Hayden: “Man, the first time I heard the sample I knew it was the one. My long-time friend and collaborator Morgan Bosman and I were in the studio vibing and writing, and we started talking about dabbling into some reggae vibes. Since she and I both love and listen to a lot of reggae music. We eventually found ‘Two of Us’ by Peter Hunnigale, and like eight seconds in we knew that was the one we wanted to use. There’s something about hearing a sample with the right vibe that’ll spark that instant creativity, and that’s exactly how it felt when we heard ‘Two of Us.’”

“When we first heard the sample, we were gonna just create a rocksteady, reggae type of song.
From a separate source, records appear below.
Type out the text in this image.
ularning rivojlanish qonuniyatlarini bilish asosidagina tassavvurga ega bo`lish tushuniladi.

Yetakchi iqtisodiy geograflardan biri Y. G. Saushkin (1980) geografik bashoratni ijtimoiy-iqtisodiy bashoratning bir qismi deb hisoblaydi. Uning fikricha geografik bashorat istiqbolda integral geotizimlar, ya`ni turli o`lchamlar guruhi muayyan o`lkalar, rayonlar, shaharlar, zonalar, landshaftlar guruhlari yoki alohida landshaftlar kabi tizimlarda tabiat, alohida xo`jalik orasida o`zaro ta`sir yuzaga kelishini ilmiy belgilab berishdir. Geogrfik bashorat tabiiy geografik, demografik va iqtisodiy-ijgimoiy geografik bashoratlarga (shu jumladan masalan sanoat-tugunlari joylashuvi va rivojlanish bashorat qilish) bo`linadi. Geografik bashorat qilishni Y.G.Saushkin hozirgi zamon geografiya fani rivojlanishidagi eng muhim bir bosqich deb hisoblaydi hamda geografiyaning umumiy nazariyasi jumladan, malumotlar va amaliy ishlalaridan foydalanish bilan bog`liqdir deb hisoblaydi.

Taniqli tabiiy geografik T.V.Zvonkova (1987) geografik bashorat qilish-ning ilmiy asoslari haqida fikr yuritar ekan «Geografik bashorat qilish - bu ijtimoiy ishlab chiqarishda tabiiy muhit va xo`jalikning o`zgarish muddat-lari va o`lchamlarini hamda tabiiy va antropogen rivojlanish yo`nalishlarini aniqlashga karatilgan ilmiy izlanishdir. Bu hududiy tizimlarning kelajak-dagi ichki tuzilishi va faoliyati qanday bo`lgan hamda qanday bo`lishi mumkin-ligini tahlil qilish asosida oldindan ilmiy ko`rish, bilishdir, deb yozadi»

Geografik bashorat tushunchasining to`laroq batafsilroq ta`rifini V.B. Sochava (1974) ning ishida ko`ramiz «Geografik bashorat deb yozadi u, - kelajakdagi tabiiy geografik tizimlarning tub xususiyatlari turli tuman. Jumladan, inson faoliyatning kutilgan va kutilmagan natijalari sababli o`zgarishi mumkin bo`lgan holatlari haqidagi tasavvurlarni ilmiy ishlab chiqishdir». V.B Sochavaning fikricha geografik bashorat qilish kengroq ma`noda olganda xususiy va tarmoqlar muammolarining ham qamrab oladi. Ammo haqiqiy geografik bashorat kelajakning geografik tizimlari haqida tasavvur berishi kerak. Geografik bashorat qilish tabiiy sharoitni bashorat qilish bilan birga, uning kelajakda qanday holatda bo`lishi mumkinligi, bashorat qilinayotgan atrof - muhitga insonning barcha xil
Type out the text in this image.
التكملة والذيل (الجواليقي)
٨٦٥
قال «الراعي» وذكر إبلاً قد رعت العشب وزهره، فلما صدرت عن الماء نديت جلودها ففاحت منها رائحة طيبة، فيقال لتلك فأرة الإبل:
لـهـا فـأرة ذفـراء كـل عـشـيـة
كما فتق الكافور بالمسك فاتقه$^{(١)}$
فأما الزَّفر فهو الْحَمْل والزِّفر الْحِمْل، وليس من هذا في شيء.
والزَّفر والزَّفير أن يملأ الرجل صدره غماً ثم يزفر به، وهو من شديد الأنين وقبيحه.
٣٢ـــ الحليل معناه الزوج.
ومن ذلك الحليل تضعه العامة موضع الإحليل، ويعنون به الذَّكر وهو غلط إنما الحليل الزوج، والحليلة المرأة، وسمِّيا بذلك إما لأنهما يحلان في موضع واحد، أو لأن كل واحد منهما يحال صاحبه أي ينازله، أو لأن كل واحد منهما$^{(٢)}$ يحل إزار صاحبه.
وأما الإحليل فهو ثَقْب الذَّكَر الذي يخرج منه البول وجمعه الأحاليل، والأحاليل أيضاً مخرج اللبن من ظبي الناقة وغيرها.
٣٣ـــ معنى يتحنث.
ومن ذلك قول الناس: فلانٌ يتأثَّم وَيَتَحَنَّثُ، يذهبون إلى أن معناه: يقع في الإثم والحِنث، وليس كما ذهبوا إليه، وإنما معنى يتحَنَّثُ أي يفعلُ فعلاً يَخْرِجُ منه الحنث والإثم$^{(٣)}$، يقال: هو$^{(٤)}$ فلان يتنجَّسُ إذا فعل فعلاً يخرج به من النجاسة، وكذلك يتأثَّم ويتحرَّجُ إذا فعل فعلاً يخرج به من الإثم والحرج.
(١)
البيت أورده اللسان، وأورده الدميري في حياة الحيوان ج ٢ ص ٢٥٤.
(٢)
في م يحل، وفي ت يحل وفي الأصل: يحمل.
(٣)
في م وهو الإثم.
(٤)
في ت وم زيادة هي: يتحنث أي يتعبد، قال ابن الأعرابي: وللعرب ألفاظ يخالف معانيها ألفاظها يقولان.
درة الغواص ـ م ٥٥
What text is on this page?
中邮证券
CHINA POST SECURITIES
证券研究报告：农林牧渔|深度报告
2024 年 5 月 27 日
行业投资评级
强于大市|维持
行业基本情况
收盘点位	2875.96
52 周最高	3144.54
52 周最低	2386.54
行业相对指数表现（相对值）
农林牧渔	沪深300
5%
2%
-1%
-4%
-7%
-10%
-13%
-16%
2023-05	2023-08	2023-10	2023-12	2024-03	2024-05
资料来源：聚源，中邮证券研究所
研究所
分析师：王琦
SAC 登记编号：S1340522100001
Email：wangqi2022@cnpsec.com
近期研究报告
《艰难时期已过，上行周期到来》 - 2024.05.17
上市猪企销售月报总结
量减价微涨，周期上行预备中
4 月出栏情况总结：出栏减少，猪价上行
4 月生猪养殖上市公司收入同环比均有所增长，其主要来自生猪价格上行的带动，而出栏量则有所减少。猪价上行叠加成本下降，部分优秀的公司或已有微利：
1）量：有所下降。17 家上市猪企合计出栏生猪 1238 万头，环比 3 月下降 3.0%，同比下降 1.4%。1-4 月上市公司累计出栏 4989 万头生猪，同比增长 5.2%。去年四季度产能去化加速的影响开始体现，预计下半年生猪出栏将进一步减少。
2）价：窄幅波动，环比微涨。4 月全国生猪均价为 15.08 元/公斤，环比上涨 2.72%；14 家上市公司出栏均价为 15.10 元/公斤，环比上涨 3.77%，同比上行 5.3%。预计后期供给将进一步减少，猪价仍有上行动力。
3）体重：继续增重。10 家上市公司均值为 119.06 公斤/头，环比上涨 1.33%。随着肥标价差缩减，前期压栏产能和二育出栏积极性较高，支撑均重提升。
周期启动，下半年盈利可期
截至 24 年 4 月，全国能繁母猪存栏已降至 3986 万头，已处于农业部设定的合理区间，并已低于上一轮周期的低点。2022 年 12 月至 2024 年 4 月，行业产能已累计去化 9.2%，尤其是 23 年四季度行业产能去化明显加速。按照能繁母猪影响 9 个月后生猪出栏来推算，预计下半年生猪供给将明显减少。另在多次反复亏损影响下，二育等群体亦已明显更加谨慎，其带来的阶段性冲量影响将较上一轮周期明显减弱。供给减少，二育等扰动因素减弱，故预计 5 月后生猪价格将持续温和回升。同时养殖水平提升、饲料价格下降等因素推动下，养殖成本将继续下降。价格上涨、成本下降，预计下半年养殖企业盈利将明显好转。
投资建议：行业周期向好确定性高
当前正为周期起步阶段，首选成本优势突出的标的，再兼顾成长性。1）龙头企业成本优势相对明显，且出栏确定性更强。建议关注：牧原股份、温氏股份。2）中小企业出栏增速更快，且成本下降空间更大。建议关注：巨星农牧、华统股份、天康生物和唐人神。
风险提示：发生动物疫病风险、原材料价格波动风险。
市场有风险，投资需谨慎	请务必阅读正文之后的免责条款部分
But then once I found the vocoder vocals I put on the track, I heard it immediately go into a dancey, Afrobeat-inspired type of groove.”

“I decided to run the portion that I looped through Izotope’s RX7 plugin in order to isolate the vocals. That way I could incorporate it throughout the entire track without competing too much with the rest of the instrumentation. It added just the right vibe to the production, and I have to give a special shout out to Tracklib for making the entire sample discovery and clearance process super easy and streamlined.”

Morgan: “We decided to go with this adlib that Peter sang in his single, ‘Two of Us.’ When toying around with the different ways this sample could sound, we settled on pitching his voice down in the key of our track, slowing down the speed of his ‘oh oh, oh yeah’ adlib. We ended up using it in our intro and in the hooks. Even though it’s quick and subtly used, I can’t imagine our song without it. Like Hayden mentioned, the sample acts as a loop in the hooks and really adds to the groove.”